When you welcome a new employee to your team, you have already invested a considerable amount of time (and probably money) into selecting them. So it makes sense to give them the best chance of settling into your business and contributing.

An induction process to protect you and develop great team members

At the same time, as their employer, you have significant responsibilities for how your new employee behaves in the workplace. It’s critical that you have a process to cover off every expectation you have of them.

Start with your Letter of Engagement

This should clearly outline all the details around their employment. When they start, who they report to, what they are paid, their hours of work etc.

Position Description

This needs to lay out what are your expectations of the employee in this role. It should be attached as a schedule to the Letter of Engagement. Both you and the employee should refer to this frequently during probation, to ensure that any skills gaps that emerge are addressed with training. Tip: When a team member changes roles, then a new Position Description should be issued.

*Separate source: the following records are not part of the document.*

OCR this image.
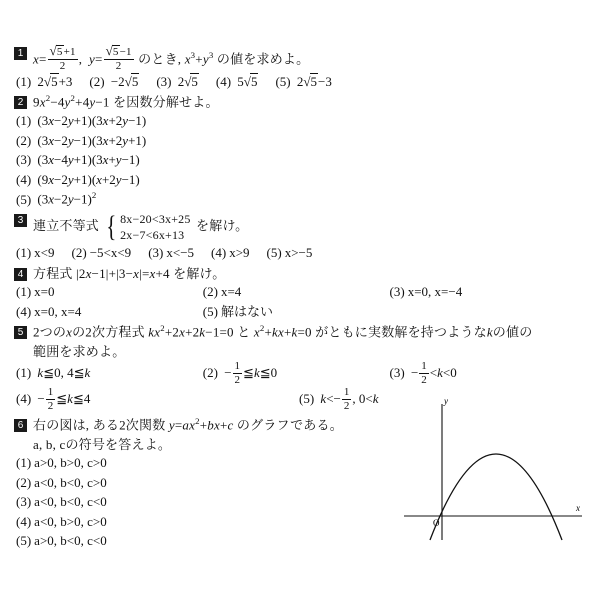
1 $x= \frac{√5+1}{2}$ ,  $y= \frac{√5-1}{2}$ のとき, $x^3+y^3$ の値を求めよ。
(1) 2√5+3 (2) −2√5 (3) 2√5 (4) 5√5 (5) 2√5−3
2 $9x^2-4y^2+4y-1$ を因数分解せよ。
(1) (3x−2y+1)(3x+2y−1)
(2) (3x−2y−1)(3x+2y+1)
(3) (3x−4y+1)(3x+y−1)
(4) (9x−2y+1)(x+2y−1)
(5) $(3x-2y-1)^2$
3 連立不等式 { 8x−20<3x+25
2x−7<6x+13
を解け。
(1) x<9 (2) −5<x<9 (3) x<−5 (4) x>9 (5) x>−5
4 方程式 |2x−1|+|3−x|=x+4 を解け。
(1) x=0	(2) x=4	(3) x=0, x=−4
(4) x=0, x=4	(5) 解はない
5 2つのxの2次方程式 $kx^2+2x+2k-1=0$ と $x^2+kx+k=0$ がともに実数解を持つようなkの値の
範囲を求めよ。
(1) k≦0, 4≦k	$(2) - \frac{1}{2}$ ≦k≦0	$(3) - \frac{1}{2} <k<0$
$(4) - \frac{1}{2}$ ≦k≦4	(5) $k<- \frac{1}{2}$ , 0<k
6 右の図は, ある2次関数 $y=ax^2+bx+c$ のグラフである。
a, b, cの符号を答えよ。
(1) a>0, b>0, c>0
(2) a<0, b<0, c>0
(3) a<0, b<0, c<0
(4) a<0, b>0, c>0
(5) a>0, b<0, c<0
y
x
O
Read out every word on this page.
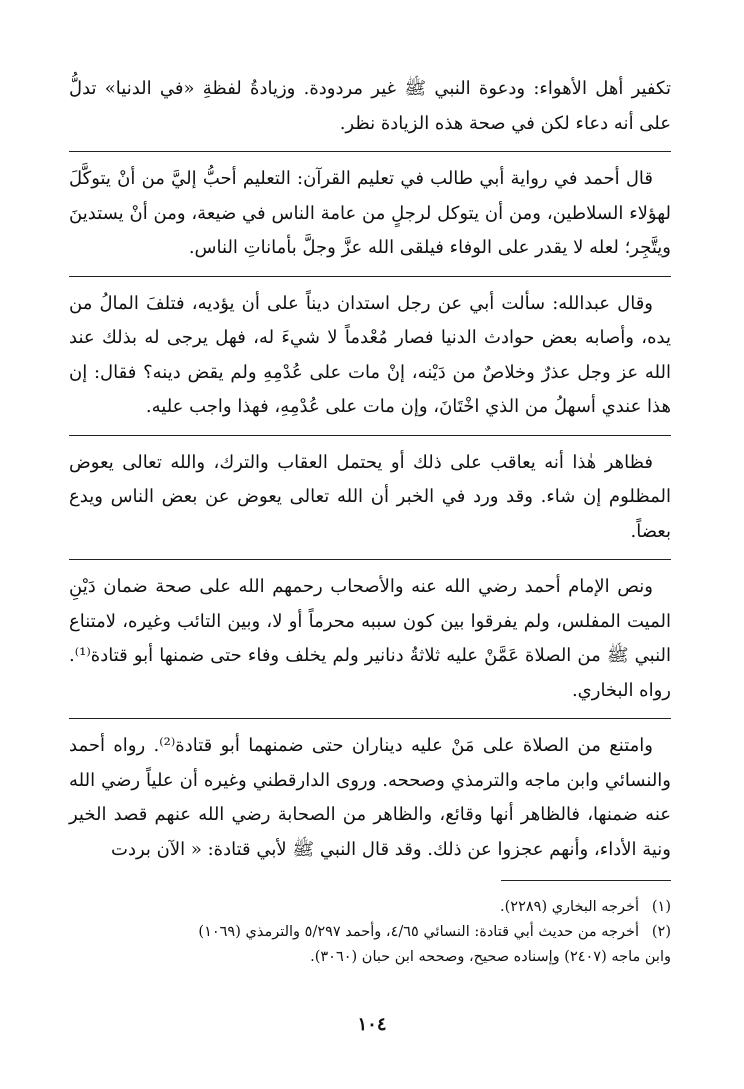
تكفير أهل الأهواء: ودعوة النبي ﷺ غير مردودة. وزيادةُ لفظةِ «في الدنيا» تدلُّ على أنه دعاء لكن في صحة هذه الزيادة نظر.

قال أحمد في رواية أبي طالب في تعليم القرآن: التعليم أحبُّ إليَّ من أنْ يتوكَّلَ لهؤلاء السلاطين، ومن أن يتوكل لرجلٍ من عامة الناس في ضيعة، ومن أنْ يستدينَ ويتَّجِر؛ لعله لا يقدر على الوفاء فيلقى الله عزَّ وجلَّ بأماناتِ الناس.

وقال عبدالله: سألت أبي عن رجل استدان ديناً على أن يؤديه، فتلفَ المالُ من يده، وأصابه بعض حوادث الدنيا فصار مُعْدماً لا شيءَ له، فهل يرجى له بذلك عند الله عز وجل عذرٌ وخلاصٌ من دَيْنه، إنْ مات على عُدْمِهِ ولم يقض دينه؟ فقال: إن هذا عندي أسهلُ من الذي اخْتَانَ، وإن مات على عُدْمِهِ، فهذا واجب عليه.

فظاهر هٰذا أنه يعاقب على ذلك أو يحتمل العقاب والترك، والله تعالى يعوض المظلوم إن شاء. وقد ورد في الخبر أن الله تعالى يعوض عن بعض الناس ويدع بعضاً.

ونص الإمام أحمد رضي الله عنه والأصحاب رحمهم الله على صحة ضمان دَيْنِ الميت المفلس، ولم يفرقوا بين كون سببه محرماً أو لا، وبين التائب وغيره، لامتناع النبي ﷺ من الصلاة عَمَّنْ عليه ثلاثةُ دنانير ولم يخلف وفاء حتى ضمنها أبو قتادة⁽¹⁾. رواه البخاري.

وامتنع من الصلاة على مَنْ عليه ديناران حتى ضمنهما أبو قتادة⁽²⁾. رواه أحمد والنسائي وابن ماجه والترمذي وصححه. وروى الدارقطني وغيره أن علياً رضي الله عنه ضمنها، فالظاهر أنها وقائع، والظاهر من الصحابة رضي الله عنهم قصد الخير ونية الأداء، وأنهم عجزوا عن ذلك. وقد قال النبي ﷺ لأبي قتادة: « الآن بردت

(١)
أخرجه البخاري (٢٢٨٩).
(٢)
أخرجه من حديث أبي قتادة: النسائي ٤/٦٥، وأحمد ٥/٢٩٧ والترمذي (١٠٦٩)

وابن ماجه (٢٤٠٧) وإسناده صحيح، وصححه ابن حبان (٣٠٦٠).

١٠٤
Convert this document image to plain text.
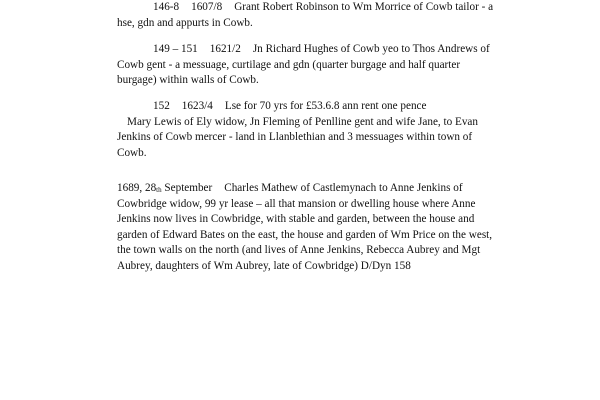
146-8 1607/8 Grant Robert Robinson to Wm Morrice of Cowb tailor - a
hse, gdn and appurts in Cowb.
149 – 151 1621/2 Jn Richard Hughes of Cowb yeo to Thos Andrews of
Cowb gent - a messuage, curtilage and gdn (quarter burgage and half quarter
burgage) within walls of Cowb.
152 1623/4 Lse for 70 yrs for £53.6.8 ann rent one pence
Mary Lewis of Ely widow, Jn Fleming of Penlline gent and wife Jane, to Evan
Jenkins of Cowb mercer - land in Llanblethian and 3 messuages within town of
Cowb.
1689, $28_{th}$ September Charles Mathew of Castlemynach to Anne Jenkins of
Cowbridge widow, 99 yr lease – all that mansion or dwelling house where Anne
Jenkins now lives in Cowbridge, with stable and garden, between the house and
garden of Edward Bates on the east, the house and garden of Wm Price on the west,
the town walls on the north (and lives of Anne Jenkins, Rebecca Aubrey and Mgt
Aubrey, daughters of Wm Aubrey, late of Cowbridge) D/Dyn 158
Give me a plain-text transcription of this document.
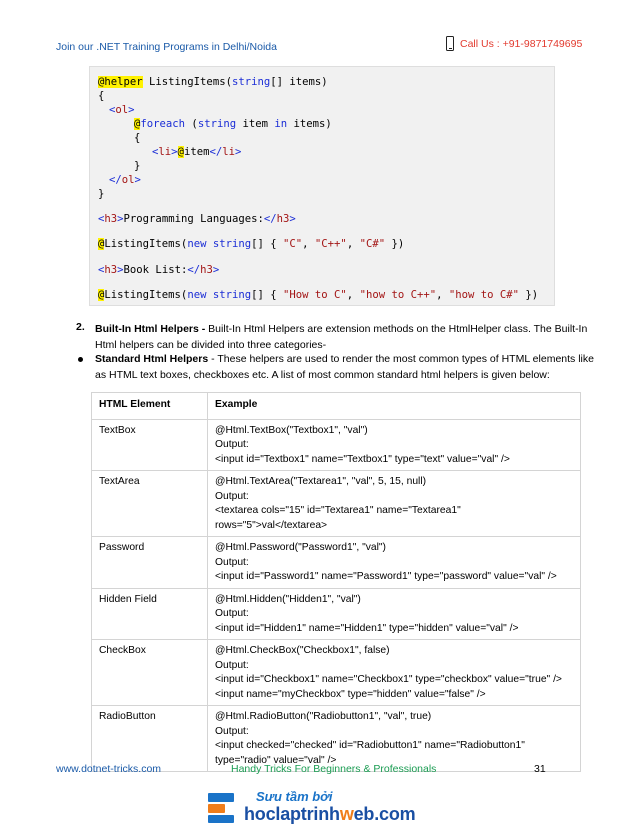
Join our .NET Training Programs in Delhi/Noida	Call Us : +91-9871749695
@helper ListingItems(string[] items)
{
<ol>
@foreach (string item in items)
{
<li>@item</li>
}
</ol>
}
<h3>Programming Languages:</h3>
@ListingItems(new string[] { "C", "C++", "C#" })
<h3>Book List:</h3>
@ListingItems(new string[] { "How to C", "how to C++", "how to C#" })
2. Built-In Html Helpers - Built-In Html Helpers are extension methods on the HtmlHelper class. The Built-In
Html helpers can be divided into three categories-
Standard Html Helpers - These helpers are used to render the most common types of HTML elements like
as HTML text boxes, checkboxes etc. A list of most common standard html helpers is given below:
HTML Element	Example
TextBox	@Html.TextBox("Textbox1", "val")
Output:
<input id="Textbox1" name="Textbox1" type="text" value="val" />

TextArea	@Html.TextArea("Textarea1", "val", 5, 15, null)
Output:
<textarea cols="15" id="Textarea1" name="Textarea1"
rows="5">val</textarea>

Password	@Html.Password("Password1", "val")
Output:
<input id="Password1" name="Password1" type="password" value="val" />

Hidden Field	@Html.Hidden("Hidden1", "val")
Output:
<input id="Hidden1" name="Hidden1" type="hidden" value="val" />

CheckBox	@Html.CheckBox("Checkbox1", false)
Output:
<input id="Checkbox1" name="Checkbox1" type="checkbox" value="true" />
<input name="myCheckbox" type="hidden" value="false" />

RadioButton	@Html.RadioButton("Radiobutton1", "val", true)
Output:
<input checked="checked" id="Radiobutton1" name="Radiobutton1"
type="radio" value="val" />
www.dotnet-tricks.com	Handy Tricks For Beginners & Professionals	31
Sưu tầm bởi
hoclaptrinhweb.com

Policy and procedure manuals

This manual (or manuals) should detail everything that an employee needs to know about working for your business. From HR policies on uniform, how to apply for leave, expected behaviour in the workplace through to procedures on locking up the office, carrying out a manufacturing process or how to post on social media, for example.

Workplace safety manual

Sometimes this is included in a Policy and Procedure manual and sometimes it is stand-alone. It should clearly detail your expectations of your employee to adhere to all workplace safety requirements including reporting any potential hazards. Any hazards and risks specific to your industry and your workplace should be addressed.


The letter of engagement, position description and all manuals can be sent to the employee before they commence with you, so that they have the opportunity to read the manuals. Make sure you include a document where they sign that they have read and understood the manuals and keep that on file.

Induction and orientation

The first day, first week, first three months in fact – are daunting for a new employee. Make a real effort to ensure they aren’t left floundering. An employee who feels insecure may walk out the door.

Welcome them and make sure that all your team members know who they are.

Have a checklist that is signed off, ensures that every aspect of their onboarding is covered within a short period of time.

Starting with setting them up on the payroll then giving them the tools they need to hit the ground running. This will vary from safety equipment to a computer, server access, email address. Organise a timetable for them to spend time with those people from whom they need to learn their role.

Remember, it’s not just about their role: they also need to know about your company, your values and your culture of respect. They need to be immersed in what you stand for. It’s also about the branding, your colours, the products, your client service expectations. Explain why you have certain rules and requirements rather than just demanding them.

A thorough induction and orientation provides a solid basis for developing team members who are productive, effective and want to stay with your organisation.

Ticking off all the legal aspects of employment will help protect you from workplace wrangles and possible legal actions down the track.